With the Toronto Blue Jays playing out the string and a second consecutive playoff-less October on the horizon, the 56-year-old manager’s future has become a hot topic, and Gibbons wasn’t shying away from giving his take on the subject Friday.
After causing a stir with comments he made on SiriusXM MLB Network Radio earlier in the day, Gibbons doubled down ahead of the series opener against the Tampa Bay Rays at the dome, saying he doesn’t think he’s interested in guiding a team through a full-scale rebuild.
Whether that’s Gibbons reading the tea leaves or simply a way of him pointing out his preference is a bit of a mystery.
Now three years into the Mark Shapiro/Ross Atkins-led Jays regime, Gibbons joked he hasn’t been fired yet, but he reiterated his lack of desire to manage a team through a total rebuild.
“Well, I didn't bring up the topic to start with,” Gibbons smiled. “But yeah, that has been kind of floating around there. That has been kind of hanging over ever since we got a new regime here. Yeah, I made those comments today on the radio show. Truthfully, a full breakdown, going young, you know I have to admit I don't know if I'm interested in that. But we'll see. I'm still here. I've enjoyed every minute of it. Everybody has been great to me, no doubt about that. We'll see where it all ends up.”
Where it will likely end up is with the Jays front office embarking on a search for a new manager this off-season, despite GM Ross Atkins saying this week that the relationship with his manager was still strong.
Gibbons, who has another year on his contract plus a club option for 2020, has been around long enough that he doesn’t let the talk bother him.
“As long as I've been here, I've heard (I’d be fired) many a times,” Gibbons said. “Sometimes it's true, one time it was accurate. You just deal with it. It's kind of part of the job, the job description. When things don't go well, that's generally what happens.”
The fact he’ll be paid for 2019, regardless, likely has something to do with that.
“Screw-you money,” Gibbons jokingly called it to veteran Toronto Star baseball columnist Richard Griffin.
Gibbons admitted it’s fair to say he’s at peace with whatever transpires between now and the final day of the regular season on Sept. 30.

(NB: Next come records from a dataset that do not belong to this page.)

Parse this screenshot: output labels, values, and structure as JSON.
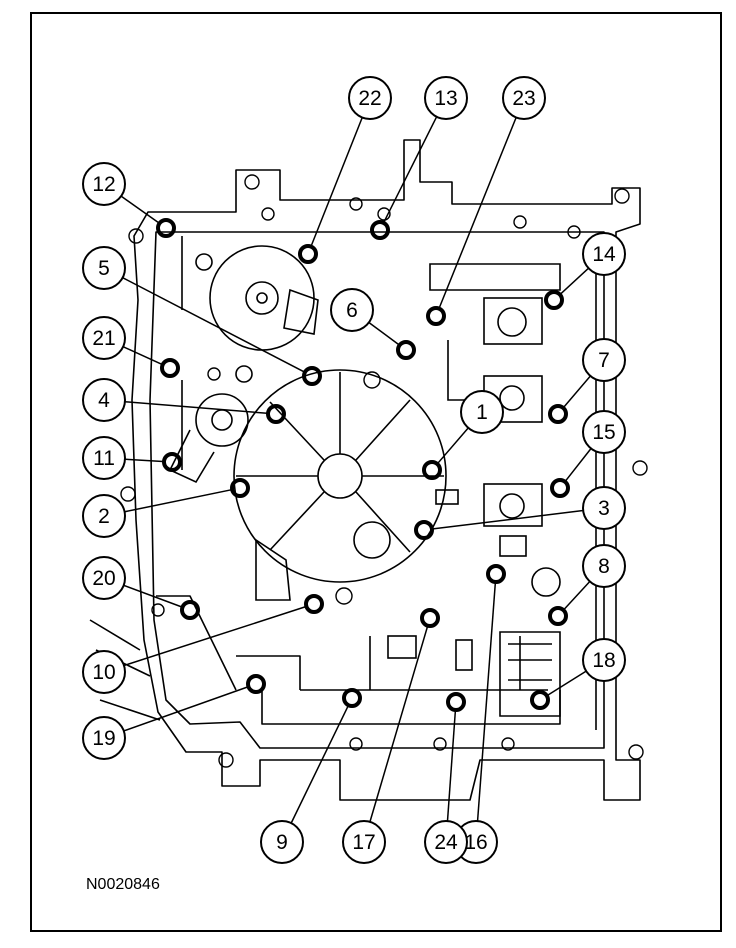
{
  "figure": {
    "code": "N0020846"
  },
  "callouts": [
    "1",
    "2",
    "3",
    "4",
    "5",
    "6",
    "7",
    "8",
    "9",
    "10",
    "11",
    "12",
    "13",
    "14",
    "15",
    "16",
    "17",
    "18",
    "19",
    "20",
    "21",
    "22",
    "23",
    "24"
  ]
}
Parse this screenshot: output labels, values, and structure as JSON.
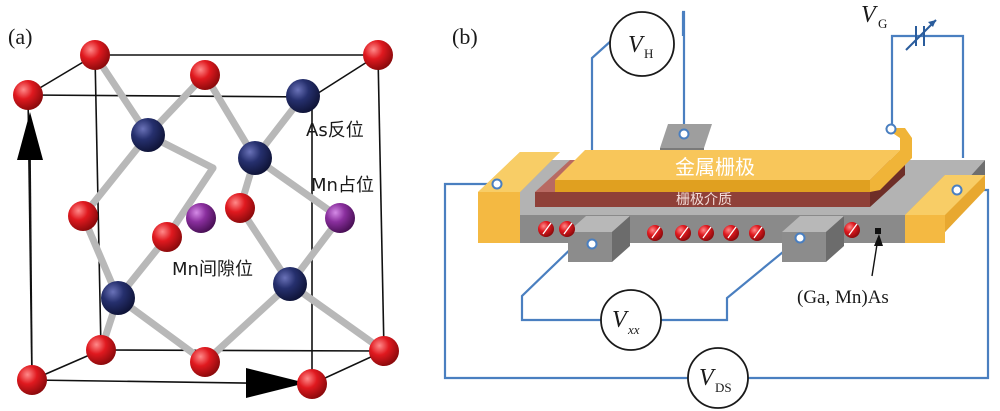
{
  "panel_a": {
    "label": "(a)",
    "annotations": {
      "as_antisite": "As反位",
      "mn_substitutional": "Mn占位",
      "mn_interstitial": "Mn间隙位"
    },
    "colors": {
      "as_atom": "#e0191f",
      "ga_atom": "#26306e",
      "mn_atom": "#8a2f9e",
      "bond": "#b8b8b8"
    }
  },
  "panel_b": {
    "label": "(b)",
    "meters": {
      "hall": {
        "main": "V",
        "sub": "H"
      },
      "longitudinal": {
        "main": "V",
        "sub": "xx"
      },
      "drain_source": {
        "main": "V",
        "sub": "DS"
      },
      "gate": {
        "main": "V",
        "sub": "G"
      }
    },
    "layers": {
      "gate_metal": "金属栅极",
      "gate_dielectric": "栅极介质",
      "channel": "(Ga, Mn)As"
    },
    "colors": {
      "wire": "#4a7fc0",
      "gate_metal": "#f4b942",
      "dielectric": "#a0504a",
      "channel": "#8a8a8a",
      "spin": "#e0191f"
    }
  }
}
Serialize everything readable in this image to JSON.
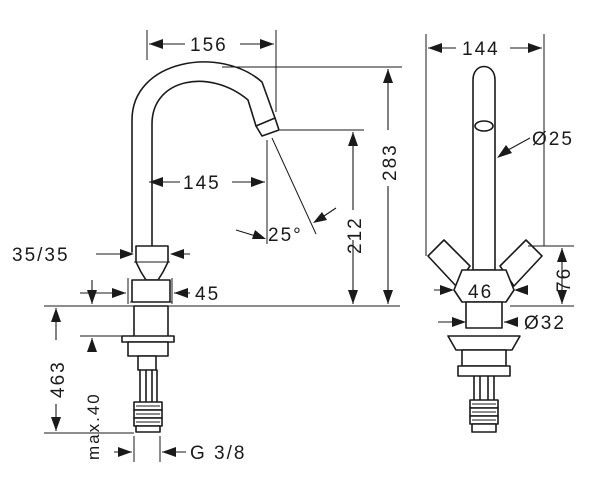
{
  "dimensions": {
    "spout_reach": "156",
    "spout_outlet_offset": "145",
    "spray_angle": "25°",
    "outlet_height": "212",
    "overall_height": "283",
    "handle_span": "144",
    "spout_diameter": "Ø25",
    "handle_size": "35/35",
    "base_width": "45",
    "handle_body_width": "46",
    "handle_height": "76",
    "base_diameter": "Ø32",
    "shank_length": "463",
    "max_deck_thickness": "max.40",
    "connection_thread": "G 3/8"
  }
}
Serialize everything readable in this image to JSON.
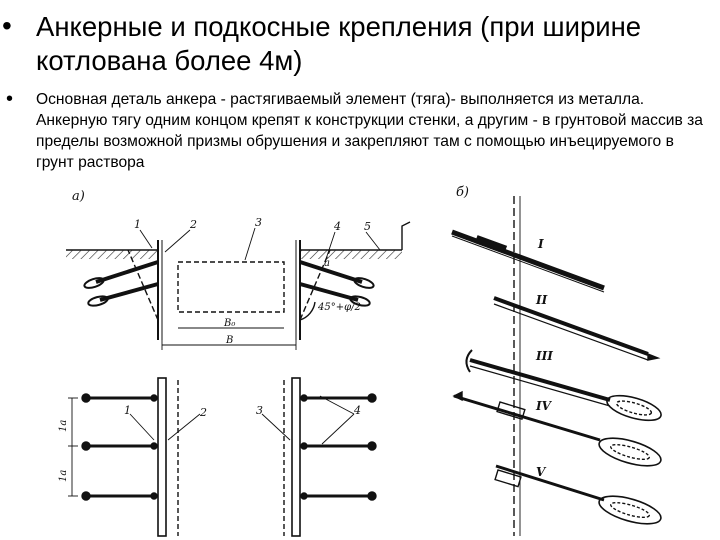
{
  "slide": {
    "title": "Анкерные и подкосные крепления (при ширине котлована более 4м)",
    "bullet_symbol": "•",
    "body": "Основная деталь анкера - растягиваемый элемент (тяга)- выполняется из металла. Анкерную тягу одним концом крепят к конструкции стенки, а другим - в грунтовой массив за пределы возможной призмы обрушения и закрепляют там с помощью инъецируемого в грунт раствора"
  },
  "figure_a": {
    "label": "а)",
    "callouts": [
      "1",
      "2",
      "3",
      "4",
      "5",
      "1",
      "2",
      "3",
      "4"
    ],
    "angle_label": "45°+φ/2",
    "width_labels": [
      "В₀",
      "В"
    ],
    "spacing_labels": [
      "1а",
      "1а"
    ],
    "point_label": "а"
  },
  "figure_b": {
    "label": "б)",
    "stages": [
      "I",
      "II",
      "III",
      "IV",
      "V"
    ]
  }
}
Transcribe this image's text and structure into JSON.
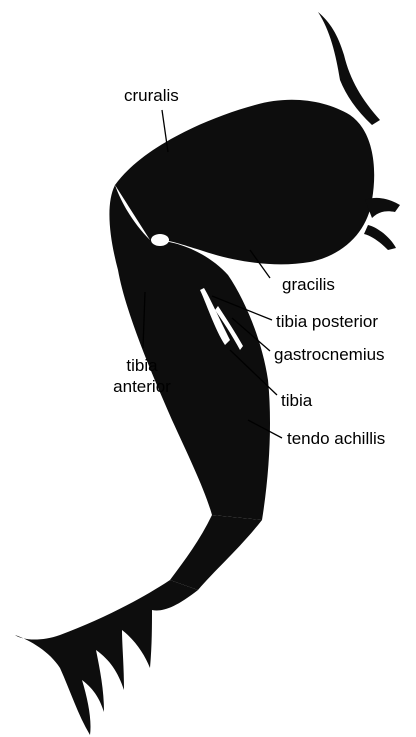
{
  "labels": {
    "cruralis": "cruralis",
    "gracilis": "gracilis",
    "tibia_posterior": "tibia posterior",
    "gastrocnemius": "gastrocnemius",
    "tibia_anterior_line1": "tibia",
    "tibia_anterior_line2": "anterior",
    "tibia": "tibia",
    "tendo_achillis": "tendo achillis"
  },
  "colors": {
    "muscle": "#0d0d0d",
    "highlight": "#ffffff",
    "line": "#000000"
  }
}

“I'm fine with it — I’ve loved my time here in Toronto,” Gibbons said. “How many guys get a chance to come back and do it a second time? I'm confident in what I do. I don't doubt that at all. I've always given my best here, but this a result-driven business and that's part of it.”
It’s impossible not to notice there’s a lot of past-tense coming out of Gibbons’ mouth as he surveys the scene in another lost season.
If firing the manager was going to solve all of the Blue Jays’ problems, they would’ve done it a year ago.
It wasn’t going to help the Jays hit, pitch or reverse the aging process.
Blaming Gibbons for this club’s problems takes a wild imagination and isn’t a realistic way to assess a situation that’s likely going to get even worse before it gets better.
But Gibbons’ old-school approach has never been thought of as something that meshed well with an analytics-leaning front office.
It did mesh well, however, with the veteran-laden roster that made back-to-back post-season appearances and has tried a couple of failed kicks at the can over the past two seasons.
With much of that core either out the door or on its way out, that thought process may have changed.
With a career 772-762 record coming into Friday’s game, Gibbons sits 11th on MLB’s active manager wins list.
If these are indeed his last days at the helm of the Jays, he hinted it could be the final time anyone calls him skipper.
“I will say one thing, there will be no third time’s a charm, I will guarantee you that.”